Under his watch, the US Department of Homeland Security labelled
climate
activists
as extremists alongside mass killers and white supremacists.
Apart
from these regressive policies in Australia, Brazil and the US,
wealthy nations around the globe are increasingly militarising their
borders to prevent a growing number of climate refugees from seeking
asylum on their territories. European nations, for example, have
increasingly relied on harsh measures and dubious deals with
repressive regimes and violent
non-state actors
to keep refugees away from their borders.
These
climate apartheid proponents behave as if their walled fortresses,
air-conditioned and high-altitude enclaves will insulate them from
the worst ravages of climate change and its most devastated
front-line victims.
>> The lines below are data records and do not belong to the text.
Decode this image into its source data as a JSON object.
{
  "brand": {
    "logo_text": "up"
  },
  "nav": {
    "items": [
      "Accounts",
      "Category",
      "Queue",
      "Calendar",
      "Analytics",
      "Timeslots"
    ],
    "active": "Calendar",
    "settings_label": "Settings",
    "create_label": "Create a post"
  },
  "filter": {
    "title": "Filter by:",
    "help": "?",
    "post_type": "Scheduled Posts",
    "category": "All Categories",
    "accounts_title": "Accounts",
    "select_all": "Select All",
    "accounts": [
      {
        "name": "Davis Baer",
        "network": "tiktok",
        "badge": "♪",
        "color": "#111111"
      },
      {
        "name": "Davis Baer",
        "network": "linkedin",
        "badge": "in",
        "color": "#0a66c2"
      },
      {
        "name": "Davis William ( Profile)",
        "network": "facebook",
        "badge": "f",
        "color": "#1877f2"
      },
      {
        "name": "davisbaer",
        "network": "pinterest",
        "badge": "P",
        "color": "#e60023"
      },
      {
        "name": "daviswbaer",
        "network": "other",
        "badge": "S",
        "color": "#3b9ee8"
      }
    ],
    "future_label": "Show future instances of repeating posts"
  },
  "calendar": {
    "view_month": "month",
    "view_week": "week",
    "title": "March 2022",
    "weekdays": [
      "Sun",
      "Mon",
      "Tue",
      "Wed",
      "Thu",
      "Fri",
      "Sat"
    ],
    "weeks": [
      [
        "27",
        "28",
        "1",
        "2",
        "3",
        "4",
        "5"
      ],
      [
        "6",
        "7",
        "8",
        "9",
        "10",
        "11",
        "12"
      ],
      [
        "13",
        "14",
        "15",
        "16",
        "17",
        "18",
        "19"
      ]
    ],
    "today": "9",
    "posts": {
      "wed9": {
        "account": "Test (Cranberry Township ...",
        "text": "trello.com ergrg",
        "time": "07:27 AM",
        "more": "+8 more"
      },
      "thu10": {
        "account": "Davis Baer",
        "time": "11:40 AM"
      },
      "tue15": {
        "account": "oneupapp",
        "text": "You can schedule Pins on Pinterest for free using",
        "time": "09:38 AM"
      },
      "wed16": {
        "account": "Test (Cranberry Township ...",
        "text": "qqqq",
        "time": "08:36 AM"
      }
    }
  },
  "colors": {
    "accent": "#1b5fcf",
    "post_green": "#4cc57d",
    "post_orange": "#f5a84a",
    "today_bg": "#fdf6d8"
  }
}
But the reality is that there is no bailout from
a climate catastrophe, even for the rich.
By
now it is clear that change will not come from the top. The business
and political elites are bent on maintaining the status quo, however
deadly it may be.
For
this reason, it is the grassroots that has to mobilise to defy
climate apartheid and push for urgent climate change that includes
not only divesting from fossil fuels and cutting back on global
emissions, but also reforming the world economy away from the growth
frenzy
that currently drives it. Also, we must fight for robust economic and
social rights, including a strong social safety net, social security,
access to food, shelter, healthcare and decent work for all.
Global
grassroots mobilisation is the only way to prevent climate apartheid
from taking root and taking adequate action to save the human
civilisation from dying out because of its own folly.